Und inhaltlich betrachtet?
Fündling: Die Grundfragen sind noch dieselben. Heutzutage gibt es jede Menge Leute, die aus Sicht der christlichen Dogmatik ‚Arianer‘ sind. Sie halten Jesus für weltgeschichtlich bedeutsam und für eine Art Superheld mit übermenschlichen Kräften, aber nicht für Gott gleich. Die theologische Lösung von Nizäa ist mühselig ausbalanciert, hochgradig komplex und anspruchsvoll.
Das heißt, wir brauchten heute eigentlich eine neue Formulierung?

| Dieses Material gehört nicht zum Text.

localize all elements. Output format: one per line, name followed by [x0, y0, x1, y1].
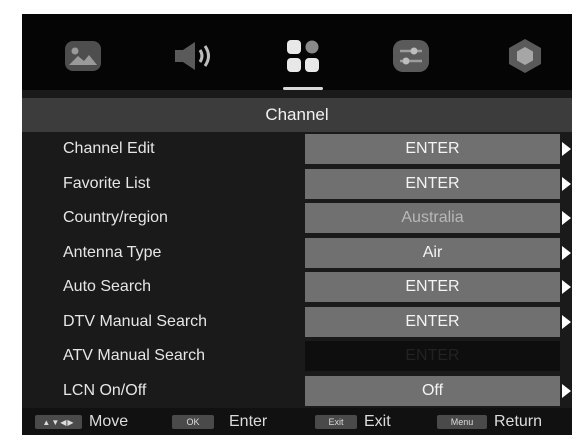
row-value: ENTER	[305, 341, 560, 371]
row-label: Favorite List	[63, 174, 151, 192]
arrow-right-icon	[562, 280, 571, 294]
ok-key-badge: OK	[172, 415, 214, 429]
menu-row-auto-search[interactable]: Auto Search ENTER	[22, 270, 572, 305]
move-key-badge: ▲▼◀▶	[35, 415, 82, 429]
row-value[interactable]: ENTER	[305, 134, 560, 164]
arrow-right-icon	[562, 176, 571, 191]
arrow-right-icon	[562, 245, 571, 260]
return-hint-label: Return	[494, 413, 543, 430]
tab-channel[interactable]	[277, 30, 329, 90]
menu-key-badge: Menu	[437, 415, 487, 429]
arrow-right-icon	[562, 314, 571, 329]
move-hint-label: Move	[89, 413, 129, 430]
selected-tab-indicator	[283, 87, 323, 90]
row-value[interactable]: Air	[305, 237, 560, 268]
row-value[interactable]: ENTER	[305, 272, 560, 302]
row-value[interactable]: Australia	[305, 203, 560, 233]
enter-hint-label: Enter	[229, 413, 268, 430]
exit-hint-label: Exit	[364, 413, 391, 430]
arrow-right-icon	[562, 142, 571, 156]
row-label: Antenna Type	[63, 243, 162, 261]
row-value[interactable]: Off	[305, 375, 560, 406]
row-label: DTV Manual Search	[63, 312, 208, 330]
arrow-right-icon	[562, 383, 571, 398]
arrow-right-icon	[562, 211, 571, 225]
lock-hexagon-icon	[506, 38, 544, 74]
menu-row-channel-edit[interactable]: Channel Edit ENTER	[22, 132, 572, 167]
row-label: Country/region	[63, 209, 168, 226]
picture-icon	[64, 40, 102, 72]
row-label: LCN On/Off	[63, 381, 147, 399]
row-label: Channel Edit	[63, 140, 155, 157]
settings-sliders-icon	[392, 39, 430, 73]
row-label: ATV Manual Search	[63, 347, 205, 364]
row-value[interactable]: ENTER	[305, 168, 560, 199]
menu-row-lcn-on-off[interactable]: LCN On/Off Off	[22, 374, 572, 409]
row-value[interactable]: ENTER	[305, 306, 560, 337]
channel-icon	[285, 38, 321, 74]
menu-row-country-region[interactable]: Country/region Australia	[22, 201, 572, 236]
key-hint-bar: ▲▼◀▶ Move OK Enter Exit Exit Menu Return	[22, 408, 572, 435]
tab-settings[interactable]	[385, 30, 437, 82]
exit-key-badge: Exit	[315, 415, 357, 429]
menu-tab-bar	[22, 14, 572, 90]
menu-list: Channel Edit ENTER Favorite List ENTER C…	[22, 132, 572, 408]
menu-row-favorite-list[interactable]: Favorite List ENTER	[22, 167, 572, 202]
row-label: Auto Search	[63, 278, 152, 295]
tab-picture[interactable]	[57, 30, 109, 82]
menu-row-dtv-manual-search[interactable]: DTV Manual Search ENTER	[22, 305, 572, 340]
menu-row-antenna-type[interactable]: Antenna Type Air	[22, 236, 572, 271]
menu-row-atv-manual-search[interactable]: ATV Manual Search ENTER	[22, 339, 572, 374]
tab-sound[interactable]	[170, 30, 222, 82]
menu-title: Channel	[22, 98, 572, 132]
tv-menu-screen: Channel Channel Edit ENTER Favorite List…	[22, 14, 572, 435]
sound-icon	[173, 40, 219, 72]
tab-lock[interactable]	[499, 30, 551, 82]
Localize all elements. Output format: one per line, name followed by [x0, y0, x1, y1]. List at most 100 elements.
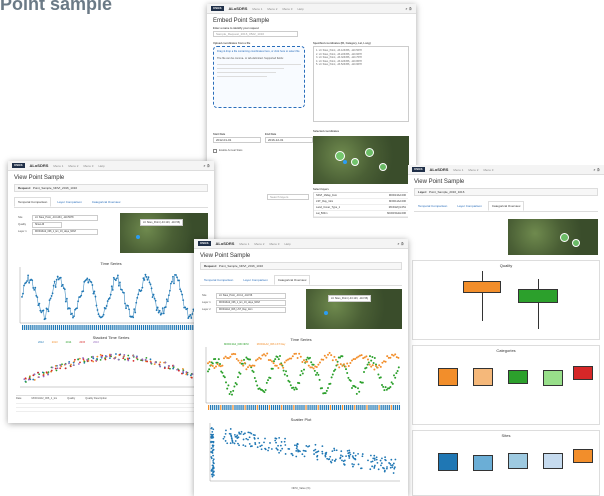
box-quality-1[interactable]	[463, 281, 501, 293]
tab-layer[interactable]: Layer Comparison	[453, 201, 486, 211]
nav-item[interactable]: Menu 1	[453, 168, 463, 172]
legend-entry[interactable]: 2012	[38, 341, 44, 344]
table-header[interactable]: MOD13A2_006_1_km	[31, 397, 57, 401]
coordinates-map[interactable]	[313, 136, 409, 184]
end-date-input[interactable]: 2016-12-31	[265, 137, 313, 143]
box-site-1[interactable]	[438, 453, 458, 471]
quality-tick	[319, 405, 321, 410]
quality-select[interactable]: Show All	[32, 222, 62, 228]
layer1-select[interactable]: MOD13A2_006_1_km_16_days_NDVI	[216, 300, 286, 306]
nav-item[interactable]: Menu 3	[269, 242, 279, 246]
start-date-input[interactable]: 2012-01-01	[213, 137, 261, 143]
box-site-2[interactable]	[473, 455, 493, 471]
legend-entry[interactable]: 2013	[52, 341, 58, 344]
annual-stats-checkbox[interactable]	[213, 149, 217, 153]
brand[interactable]: ALoSDRS	[229, 6, 248, 11]
file-drop-zone[interactable]: Drag & drop a file containing coordinate…	[213, 46, 305, 108]
table-header[interactable]: Date	[16, 397, 21, 401]
box-category-5[interactable]	[573, 366, 593, 380]
nav-item[interactable]: Menu 2	[468, 168, 478, 172]
nav-item[interactable]: Help	[284, 242, 290, 246]
tab-temporal[interactable]: Temporal Comparison	[14, 197, 52, 207]
layer-search-input[interactable]: Search layers	[267, 194, 309, 200]
request-bar[interactable]: Request: Point_Sample_NDVI_2016_1016	[200, 262, 402, 270]
stacked-time-series-chart[interactable]	[16, 347, 208, 391]
nav-item[interactable]: Menu 3	[83, 164, 93, 168]
map-marker[interactable]	[351, 158, 359, 166]
quality-tick	[321, 405, 323, 410]
tab-temporal[interactable]: Temporal Comparison	[414, 201, 451, 211]
map-marker[interactable]	[379, 163, 387, 171]
data-point	[240, 359, 243, 362]
nav-item[interactable]: Menu 2	[254, 242, 264, 246]
nav-item[interactable]: Menu 2	[68, 164, 78, 168]
legend-entry[interactable]: MOD13A2_006 NDVI	[224, 343, 249, 346]
nav-item[interactable]: Menu 3	[282, 7, 292, 11]
table-header[interactable]: Quality Description	[85, 397, 107, 401]
settings-icon[interactable]: ⌕ ⚙	[593, 167, 600, 172]
nav-item[interactable]: Menu 2	[267, 7, 277, 11]
nav-item[interactable]: Menu 1	[239, 242, 249, 246]
data-point	[269, 359, 272, 362]
tab-categorical[interactable]: Categorical Overview	[88, 197, 125, 207]
data-point	[360, 354, 363, 357]
box-category-4[interactable]	[543, 370, 563, 386]
time-series-chart[interactable]	[16, 267, 208, 331]
data-point	[96, 355, 99, 358]
legend-entry[interactable]: MOD11A2_006 LST Day	[257, 343, 285, 346]
site-map[interactable]	[508, 219, 598, 255]
nav-item[interactable]: Help	[297, 7, 303, 11]
request-bar[interactable]: Layer: Point_Sample_2016_1016	[414, 188, 598, 196]
nav-item[interactable]: Menu 1	[252, 7, 262, 11]
data-point	[369, 468, 372, 471]
box-site-4[interactable]	[543, 453, 563, 469]
box-site-5[interactable]	[573, 449, 593, 463]
box-quality-2[interactable]	[518, 289, 558, 303]
tab-categorical[interactable]: Categorical Overview	[487, 201, 525, 211]
legend-entry[interactable]: 2015	[79, 341, 85, 344]
map-marker[interactable]	[572, 239, 580, 247]
box-category-3[interactable]	[508, 370, 528, 384]
tab-temporal[interactable]: Temporal Comparison	[200, 275, 237, 285]
scatter-plot[interactable]	[202, 423, 402, 485]
map-marker[interactable]	[560, 233, 569, 242]
request-bar[interactable]: Request: Point_Sample_NDVI_2016_1016	[14, 184, 208, 192]
nav-item[interactable]: Help	[98, 164, 104, 168]
search-icon[interactable]: ⌕ ⚙	[405, 6, 412, 11]
map-pin[interactable]	[343, 160, 347, 164]
site-select[interactable]: LC Sites_Point_-43.12_-110.56	[216, 293, 286, 299]
map-pin[interactable]	[136, 235, 140, 239]
box-site-3[interactable]	[508, 453, 528, 469]
legend-entry[interactable]: 2016	[93, 341, 99, 344]
box-category-2[interactable]	[473, 368, 493, 386]
nav-item[interactable]: Menu 3	[483, 168, 493, 172]
map-marker[interactable]	[365, 148, 374, 157]
data-point	[334, 368, 337, 371]
layer2-select[interactable]: MOD11A2_006_LST_Day_1km	[216, 307, 286, 313]
tab-layer[interactable]: Layer Comparison	[239, 275, 272, 285]
coords-textarea[interactable]: 1. LC Sites_Point, -43.123456, -110.5678…	[313, 46, 409, 122]
brand[interactable]: ALoSDRS	[430, 167, 449, 172]
data-point	[257, 437, 260, 440]
tab-layer[interactable]: Layer Comparison	[53, 197, 86, 207]
tab-categorical[interactable]: Categorical Overview	[273, 275, 311, 285]
data-point	[210, 435, 213, 438]
layer-time-series-chart[interactable]	[202, 347, 402, 413]
layer-select[interactable]: MOD13A2_006_1_km_16_days_NDVI	[32, 229, 98, 235]
map-pin[interactable]	[324, 311, 328, 315]
search-icon[interactable]: ⌕ ⚙	[203, 163, 210, 168]
list-item[interactable]: Lai_500m MCD15A2H.006	[314, 211, 408, 217]
nav-item[interactable]: Menu 1	[53, 164, 63, 168]
legend-entry[interactable]: 2014	[66, 341, 72, 344]
search-icon[interactable]: ⌕ ⚙	[397, 241, 404, 246]
data-point	[222, 437, 225, 440]
data-point	[32, 378, 35, 381]
site-map[interactable]: LC Sites_Point (-43.123, -110.56)	[306, 289, 402, 329]
table-header[interactable]: Quality	[67, 397, 75, 401]
box-category-1[interactable]	[438, 368, 458, 386]
site-select[interactable]: LC Sites_Point_-43.1234_-110.5678	[32, 215, 98, 221]
name-input[interactable]: Sample_Request_2016_0522_1016	[213, 31, 298, 37]
data-point	[283, 373, 286, 376]
brand[interactable]: ALoSDRS	[30, 163, 49, 168]
brand[interactable]: ALoSDRS	[216, 241, 235, 246]
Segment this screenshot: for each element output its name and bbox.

Fündling: Jede Zeit braucht in ihrer Sprache eine neue Formulierung für den „wunderbaren Tausch“, dass Gott das Menschliche an sich zieht, damit die Welt und der Mensch dauerhaft ans Göttliche gebunden sind. Das immer wieder in eine heute verständliche Sprache zu übertragen, bleibt eine Daueraufgabe. Da sind kreative gläubige Köpfe gefragt. Da die Theologie aber beispielsweise die Philosophie zu lange in eine dienende Rolle gedrängt hat, lässt sich heute schwer eine zeitgenössische Philosophie finden, die diese Übersetzungsleistung erbringen kann oder möchte. Der Islam ist deswegen für viele Menschen so attraktiv, weil er eine rein monotheistische Lösung anbietet, die leicht verständlich ist.